Asia-Pacific stocks muted; Dow falls for third straight session
- Overnight on Wall Street, the Dow Jones Industrial Average declined more than 150 points, marking its third down session in a row.
- The U.S. consumer price index for May, set to be reported at 8:30 a.m. ET Thursday, is expected to show headline inflation at 4.7% — the fastest pace since 2008.
SINGAPORE — Shares in Asia-Pacific were little changed in Thursday morning trade, after the Dow Jones Industrial Average saw its third straight day of losses overnight on Wall Street.
In Japan, the Nikkei 225 was fractionally higher while the Topix index dipped about 0.1%. South Korea's Kospi advanced 0.1%.
Meanwhile, shares in Australia dipped, with the S&P/ASX 200 fractionally lower.
MSCI's broadest index of Asia-Pacific shares outside Japan traded flat.
Overnight stateside, the Dow dropped 152.68 points to 34,447.14 while the S&P 500 slipped 0.18% to 4,219.55. The Nasdaq Composite slipped roughly 0.1% to 13,911.75.

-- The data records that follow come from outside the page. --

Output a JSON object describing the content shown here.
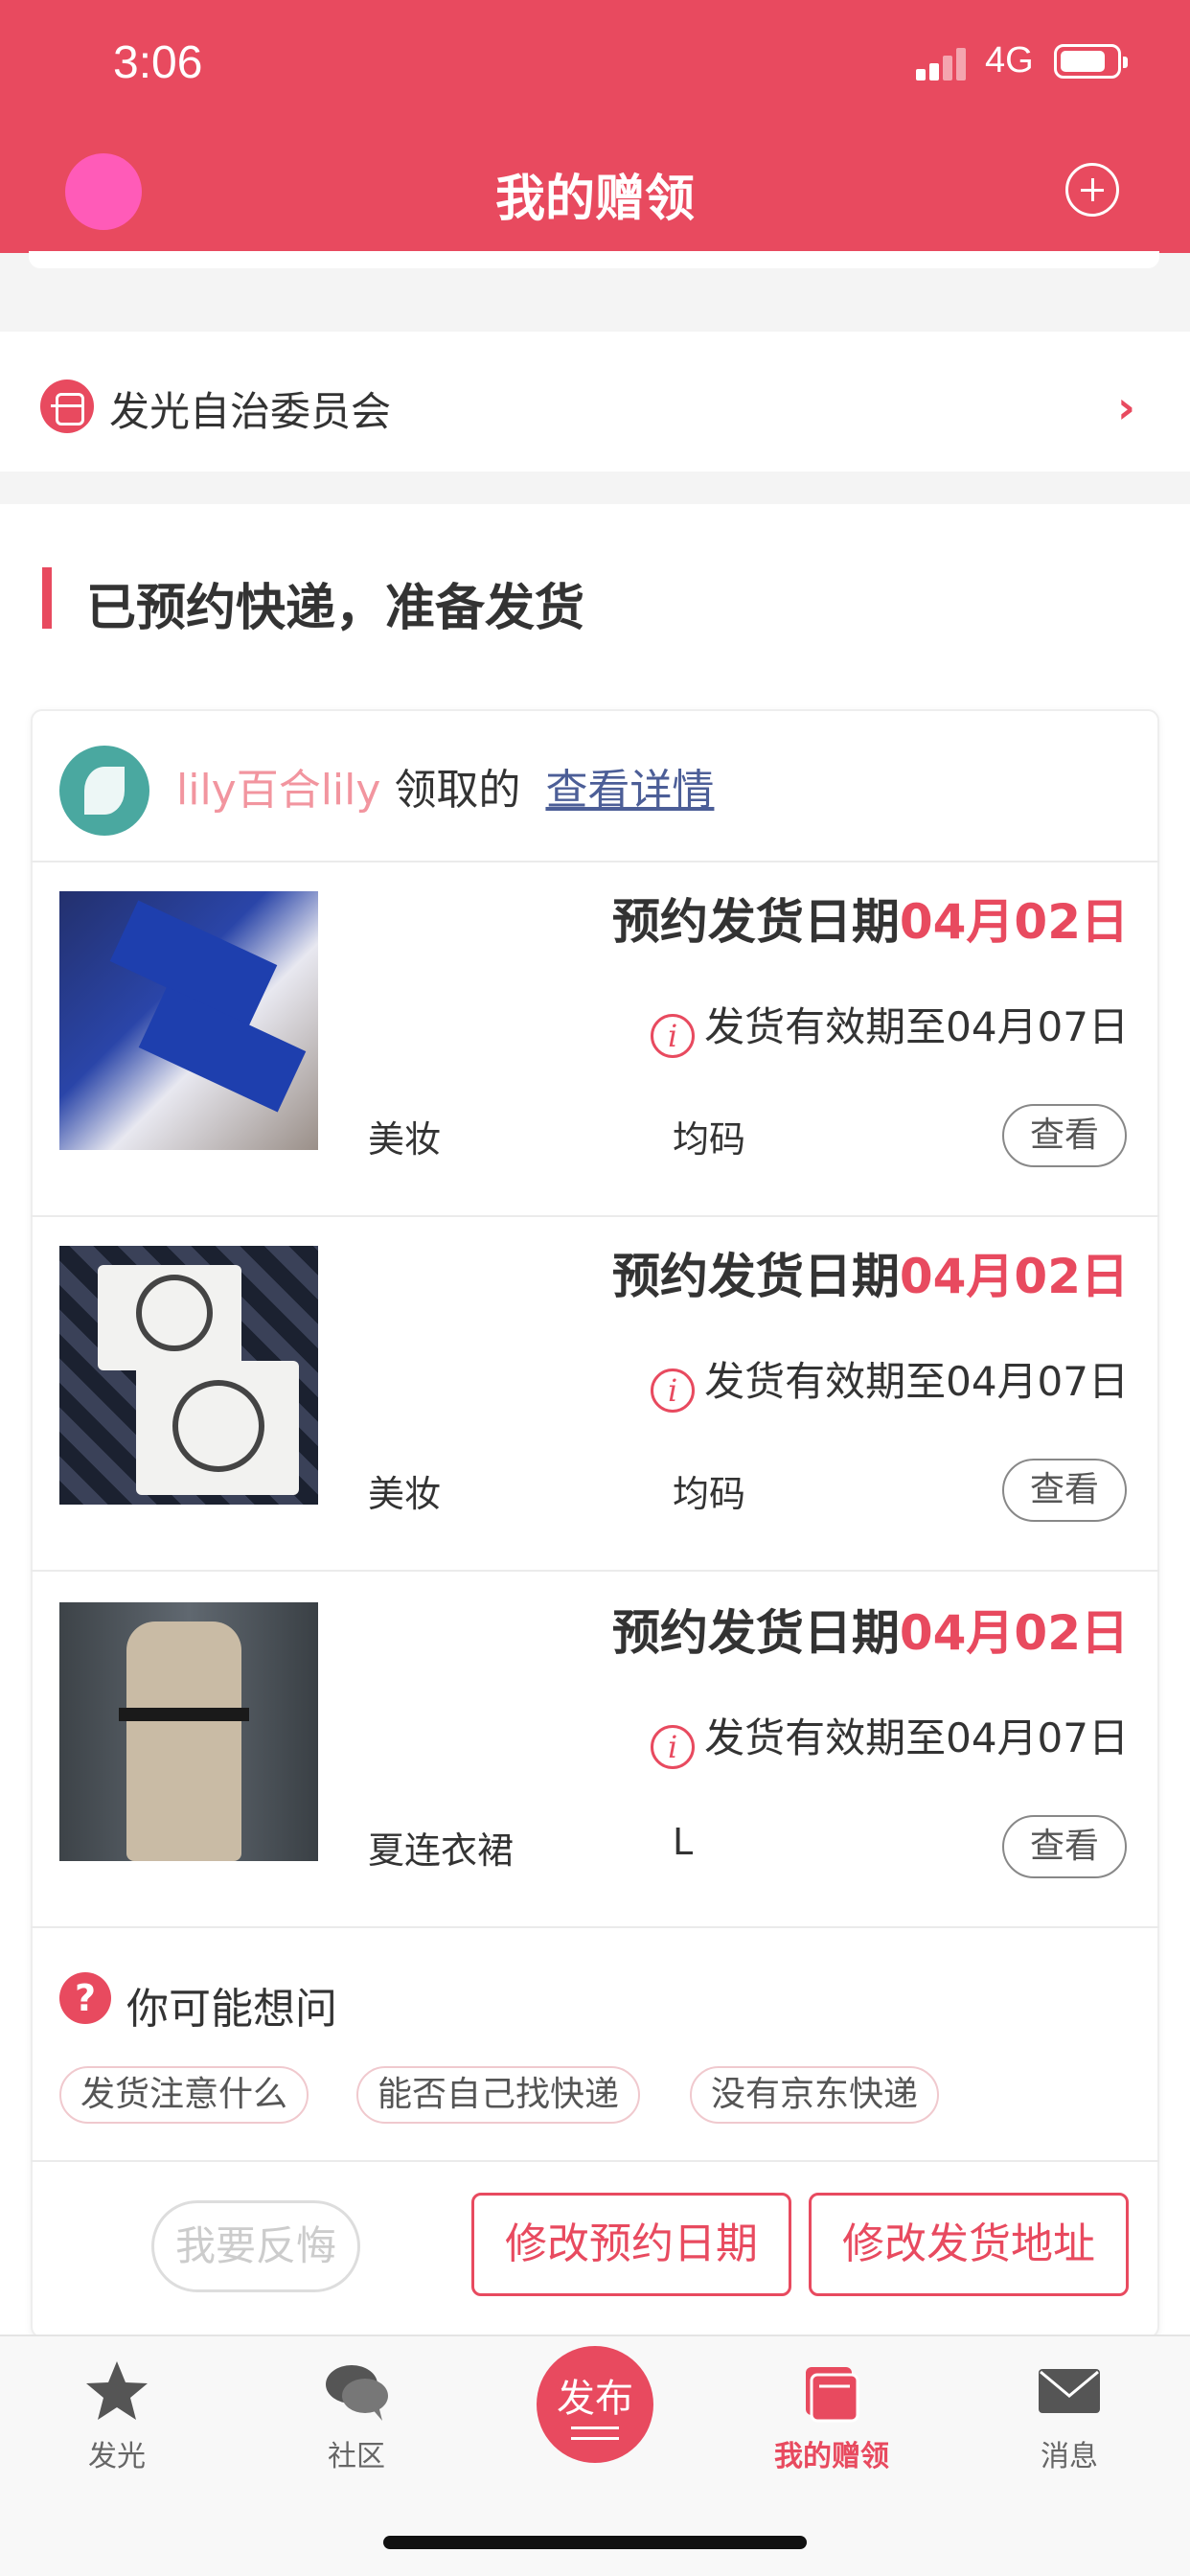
{
  "status_bar": {
    "time": "3:06",
    "network": "4G"
  },
  "header": {
    "title": "我的赠领"
  },
  "committee": {
    "label": "发光自治委员会"
  },
  "section": {
    "title": "已预约快递，准备发货"
  },
  "order": {
    "giver_name": "lily百合lily",
    "claim_text": "领取的",
    "detail_link": "查看详情"
  },
  "items": [
    {
      "ship_label": "预约发货日期",
      "ship_date": "04月02日",
      "valid_text": "发货有效期至04月07日",
      "category": "美妆",
      "size": "均码",
      "view_label": "查看"
    },
    {
      "ship_label": "预约发货日期",
      "ship_date": "04月02日",
      "valid_text": "发货有效期至04月07日",
      "category": "美妆",
      "size": "均码",
      "view_label": "查看"
    },
    {
      "ship_label": "预约发货日期",
      "ship_date": "04月02日",
      "valid_text": "发货有效期至04月07日",
      "category": "夏连衣裙",
      "size": "L",
      "view_label": "查看"
    }
  ],
  "faq": {
    "title": "你可能想问",
    "tags": [
      "发货注意什么",
      "能否自己找快递",
      "没有京东快递"
    ]
  },
  "actions": {
    "regret": "我要反悔",
    "change_date": "修改预约日期",
    "change_address": "修改发货地址"
  },
  "tabbar": {
    "items": [
      "发光",
      "社区",
      "发布",
      "我的赠领",
      "消息"
    ],
    "active": "我的赠领"
  },
  "colors": {
    "accent": "#e84a5f",
    "link": "#4c5e97",
    "giver_name": "#f2959f"
  }
}
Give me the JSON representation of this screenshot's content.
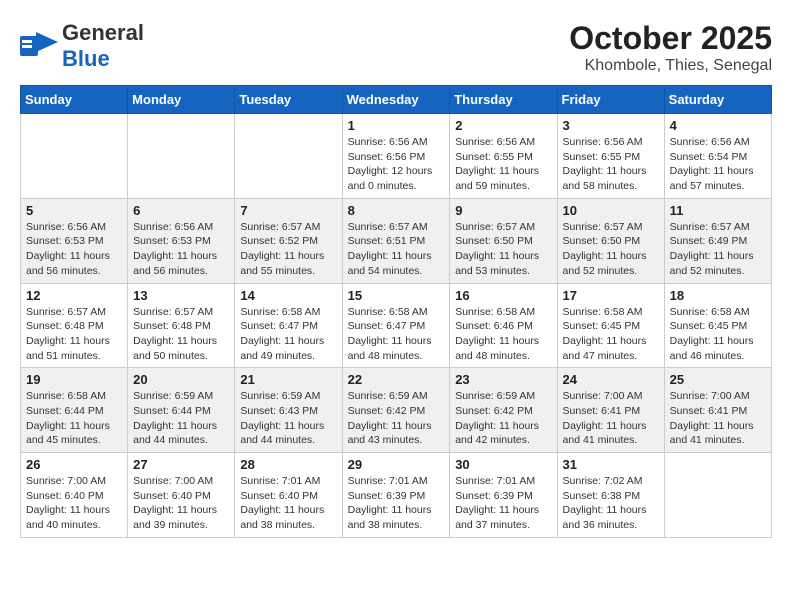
{
  "header": {
    "logo_general": "General",
    "logo_blue": "Blue",
    "title": "October 2025",
    "subtitle": "Khombole, Thies, Senegal"
  },
  "calendar": {
    "weekdays": [
      "Sunday",
      "Monday",
      "Tuesday",
      "Wednesday",
      "Thursday",
      "Friday",
      "Saturday"
    ],
    "weeks": [
      [
        {
          "day": "",
          "info": ""
        },
        {
          "day": "",
          "info": ""
        },
        {
          "day": "",
          "info": ""
        },
        {
          "day": "1",
          "info": "Sunrise: 6:56 AM\nSunset: 6:56 PM\nDaylight: 12 hours\nand 0 minutes."
        },
        {
          "day": "2",
          "info": "Sunrise: 6:56 AM\nSunset: 6:55 PM\nDaylight: 11 hours\nand 59 minutes."
        },
        {
          "day": "3",
          "info": "Sunrise: 6:56 AM\nSunset: 6:55 PM\nDaylight: 11 hours\nand 58 minutes."
        },
        {
          "day": "4",
          "info": "Sunrise: 6:56 AM\nSunset: 6:54 PM\nDaylight: 11 hours\nand 57 minutes."
        }
      ],
      [
        {
          "day": "5",
          "info": "Sunrise: 6:56 AM\nSunset: 6:53 PM\nDaylight: 11 hours\nand 56 minutes."
        },
        {
          "day": "6",
          "info": "Sunrise: 6:56 AM\nSunset: 6:53 PM\nDaylight: 11 hours\nand 56 minutes."
        },
        {
          "day": "7",
          "info": "Sunrise: 6:57 AM\nSunset: 6:52 PM\nDaylight: 11 hours\nand 55 minutes."
        },
        {
          "day": "8",
          "info": "Sunrise: 6:57 AM\nSunset: 6:51 PM\nDaylight: 11 hours\nand 54 minutes."
        },
        {
          "day": "9",
          "info": "Sunrise: 6:57 AM\nSunset: 6:50 PM\nDaylight: 11 hours\nand 53 minutes."
        },
        {
          "day": "10",
          "info": "Sunrise: 6:57 AM\nSunset: 6:50 PM\nDaylight: 11 hours\nand 52 minutes."
        },
        {
          "day": "11",
          "info": "Sunrise: 6:57 AM\nSunset: 6:49 PM\nDaylight: 11 hours\nand 52 minutes."
        }
      ],
      [
        {
          "day": "12",
          "info": "Sunrise: 6:57 AM\nSunset: 6:48 PM\nDaylight: 11 hours\nand 51 minutes."
        },
        {
          "day": "13",
          "info": "Sunrise: 6:57 AM\nSunset: 6:48 PM\nDaylight: 11 hours\nand 50 minutes."
        },
        {
          "day": "14",
          "info": "Sunrise: 6:58 AM\nSunset: 6:47 PM\nDaylight: 11 hours\nand 49 minutes."
        },
        {
          "day": "15",
          "info": "Sunrise: 6:58 AM\nSunset: 6:47 PM\nDaylight: 11 hours\nand 48 minutes."
        },
        {
          "day": "16",
          "info": "Sunrise: 6:58 AM\nSunset: 6:46 PM\nDaylight: 11 hours\nand 48 minutes."
        },
        {
          "day": "17",
          "info": "Sunrise: 6:58 AM\nSunset: 6:45 PM\nDaylight: 11 hours\nand 47 minutes."
        },
        {
          "day": "18",
          "info": "Sunrise: 6:58 AM\nSunset: 6:45 PM\nDaylight: 11 hours\nand 46 minutes."
        }
      ],
      [
        {
          "day": "19",
          "info": "Sunrise: 6:58 AM\nSunset: 6:44 PM\nDaylight: 11 hours\nand 45 minutes."
        },
        {
          "day": "20",
          "info": "Sunrise: 6:59 AM\nSunset: 6:44 PM\nDaylight: 11 hours\nand 44 minutes."
        },
        {
          "day": "21",
          "info": "Sunrise: 6:59 AM\nSunset: 6:43 PM\nDaylight: 11 hours\nand 44 minutes."
        },
        {
          "day": "22",
          "info": "Sunrise: 6:59 AM\nSunset: 6:42 PM\nDaylight: 11 hours\nand 43 minutes."
        },
        {
          "day": "23",
          "info": "Sunrise: 6:59 AM\nSunset: 6:42 PM\nDaylight: 11 hours\nand 42 minutes."
        },
        {
          "day": "24",
          "info": "Sunrise: 7:00 AM\nSunset: 6:41 PM\nDaylight: 11 hours\nand 41 minutes."
        },
        {
          "day": "25",
          "info": "Sunrise: 7:00 AM\nSunset: 6:41 PM\nDaylight: 11 hours\nand 41 minutes."
        }
      ],
      [
        {
          "day": "26",
          "info": "Sunrise: 7:00 AM\nSunset: 6:40 PM\nDaylight: 11 hours\nand 40 minutes."
        },
        {
          "day": "27",
          "info": "Sunrise: 7:00 AM\nSunset: 6:40 PM\nDaylight: 11 hours\nand 39 minutes."
        },
        {
          "day": "28",
          "info": "Sunrise: 7:01 AM\nSunset: 6:40 PM\nDaylight: 11 hours\nand 38 minutes."
        },
        {
          "day": "29",
          "info": "Sunrise: 7:01 AM\nSunset: 6:39 PM\nDaylight: 11 hours\nand 38 minutes."
        },
        {
          "day": "30",
          "info": "Sunrise: 7:01 AM\nSunset: 6:39 PM\nDaylight: 11 hours\nand 37 minutes."
        },
        {
          "day": "31",
          "info": "Sunrise: 7:02 AM\nSunset: 6:38 PM\nDaylight: 11 hours\nand 36 minutes."
        },
        {
          "day": "",
          "info": ""
        }
      ]
    ]
  }
}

Those moves came ahead of U.S. consumer inflation data. The U.S. consumer price index for May, set to be reported at 8:30 a.m. ET Thursday, is expected to show headline inflation at 4.7% — the fastest pace since 2008.
Currencies and oil
The U.S. dollar index, which tracks the greenback against a basket of its peers, was at 90.143 after recently bouncing from below the 90 level.
The Japanese yen traded at 109.65 per dollar, weaker than levels around 109.2 against the greenback seen earlier this week. The Australian dollar changed hands at $0.7727, having seen a recent drop from about $0.776.
Oil prices were lower in the morning of Asia trading hours, with international benchmark Brent crude futures down 0.22% to $72.06 per barrel. U.S. crude futures shed 0.29% to $69.76 per barrel.